Pour la suite (notamment des façons de faire autre qu'occidentales) et les sources, c'est ici.
16 mars 2008
Différence jumeaux

© Getty Images
Au hasard de mes recherches sur le net, je suis tombée sur un site pour les parents de jumeaux très orienté "maternage". Même si je ne suis pas directement concernée, j'apprécie énormément les documents qu'ils ont mis en ligne.
Extrait, un petit texte sur les émotions :
" L’enfant est totalement émotion ; il n’y a qu’à voir
la force et la présence de celle-ci dans la vie de nos petits. Au lieu de
brimer son expression, nous avons mieux à faire, tout d’abord à nous avouer que
l’émotion de nos enfants peut totalement nous dépasser et là le processus le
plus intéressant peut commencer : qu’est-ce que l’émotion de notre enfant nous
fait vivre ? Qu’est-ce qu’elle nous renvoit de notre propre vie émotionnelle ?
C’est en répondant à ces questions que nous pouvons créer le recul nécessaire
pour mieux comprendre notre enfant, lui laisser toute sa place, et pour
renforcer notre intimité avec nous-même.
Il y a même certains enfants, qu’on appelle “aux besoins
intenses”, qui manifestent encore plus intensément justement leur
hypersensibilité et les émotions qu’ils vivent.
Nous avons souvent été éduqués à taire nos émotions ; la
colère surtout a souvent fait l’objet d’une opprobre, ce qui fait que nous la
tolérons fort mal chez nos petits ! Et pourtant, la colère comme toutes les
autres émotions demandent à pouvoir s’exprimer.

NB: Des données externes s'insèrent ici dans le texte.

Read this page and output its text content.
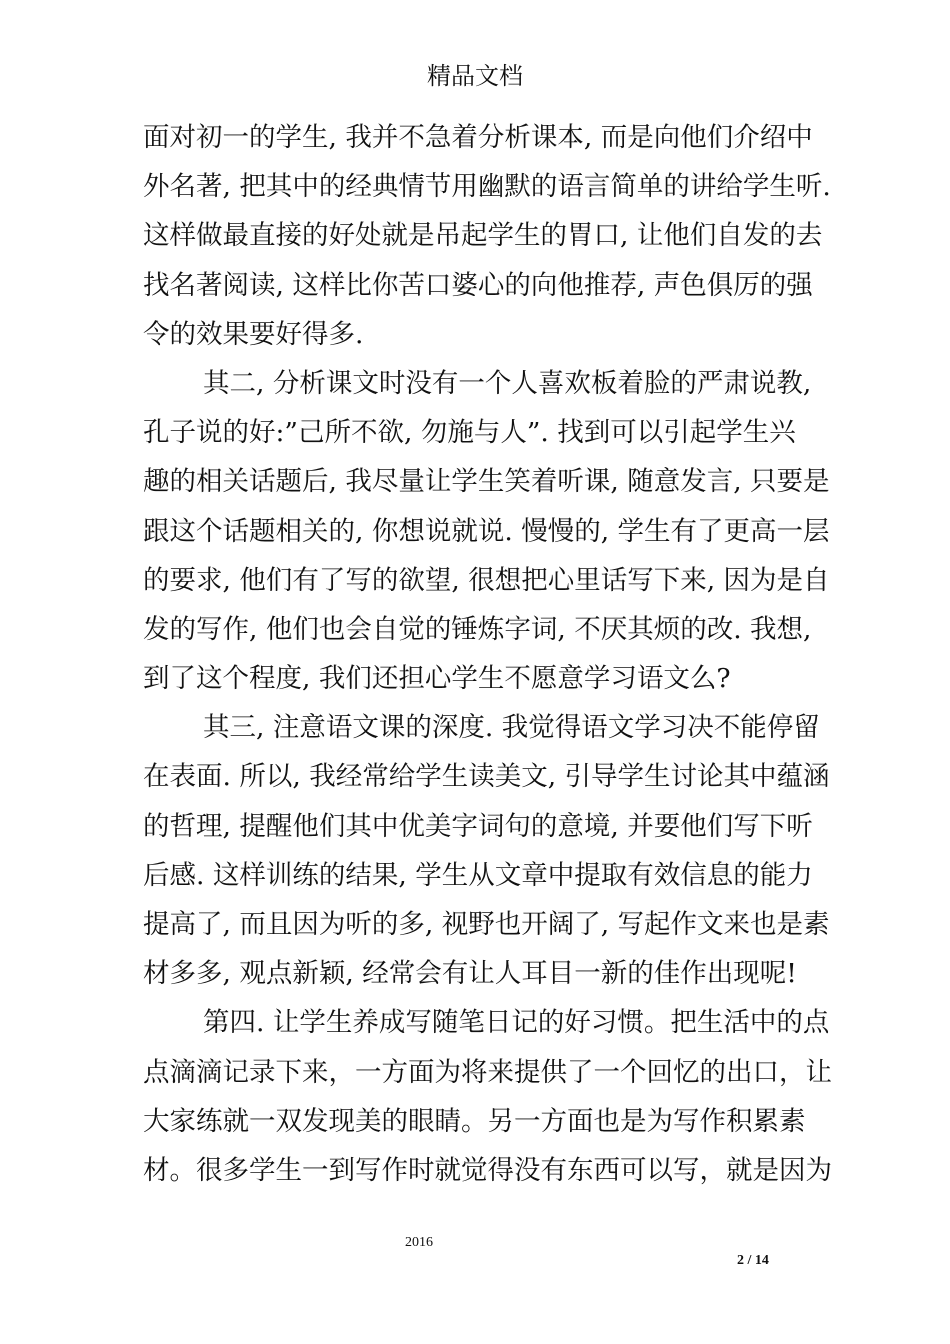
精品文档
面对初一的学生, 我并不急着分析课本, 而是向他们介绍中
外名著, 把其中的经典情节用幽默的语言简单的讲给学生听.
这样做最直接的好处就是吊起学生的胃口, 让他们自发的去
找名著阅读, 这样比你苦口婆心的向他推荐, 声色俱厉的强
令的效果要好得多.
其二, 分析课文时没有一个人喜欢板着脸的严肃说教,
孔子说的好:”己所不欲, 勿施与人”. 找到可以引起学生兴
趣的相关话题后, 我尽量让学生笑着听课, 随意发言, 只要是
跟这个话题相关的, 你想说就说. 慢慢的, 学生有了更高一层
的要求, 他们有了写的欲望, 很想把心里话写下来, 因为是自
发的写作, 他们也会自觉的锤炼字词, 不厌其烦的改. 我想,
到了这个程度, 我们还担心学生不愿意学习语文么?
其三, 注意语文课的深度. 我觉得语文学习决不能停留
在表面. 所以, 我经常给学生读美文, 引导学生讨论其中蕴涵
的哲理, 提醒他们其中优美字词句的意境, 并要他们写下听
后感. 这样训练的结果, 学生从文章中提取有效信息的能力
提高了, 而且因为听的多, 视野也开阔了, 写起作文来也是素
材多多, 观点新颖, 经常会有让人耳目一新的佳作出现呢!
第四. 让学生养成写随笔日记的好习惯。把生活中的点
点滴滴记录下来，一方面为将来提供了一个回忆的出口，让
大家练就一双发现美的眼睛。另一方面也是为写作积累素
材。很多学生一到写作时就觉得没有东西可以写，就是因为
2016
2 / 14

Si nous contrôlons nos émotions
et les refoulons, nous créons ainsi tout un tas de dysfonctionnements qui nous
seront dommageables. Qui plus est, à force de les refouler, nous nous coupons
de plus en plus de qui nous sommes et passons à côté de nous.
Il est sain d’exprimer ses émotions ; autrement dit,
l’expression de celles-ci contribue à nous maintenir en santé. Les enfants qui,
très tôt, comprennent qu’ils ne peuvent exprimer leurs émotions parce qu’elles
dérangent leurs parents pour une raison ou une autre développeront un certain
nombre de comportements et de maux destinés à évacuer ces émotions qui ne sont
pas accueillies. Corps et esprit sont inséparables.
Une petite mine d'or remplie de textes sur le maternage, contre la violence éducative ordinaire, etc.
N'hésitez pas à aller y faire un tour, ça fait du bien de lire ce genre de texte :
http://difference.jumeaux.free.fr/
14 mars 2008
Le concept "Signe avec moi"
Une petite vidéo qui explique tout bien mieux que moi :
D'autant plus d'actualités que Lohan commence vraiment à bien nous imiter, on va sûrement reprendre dans peu de temps...
29 janvier 2008
Lohan en shantala
Il y a quelques jours, j'ai donc revendu ma baignoire ovale (vive ebay) contre une shantala commandée sur mon site favori. J'en avais marre de batailler dans nos 3m2 avec une baignoire trop grande.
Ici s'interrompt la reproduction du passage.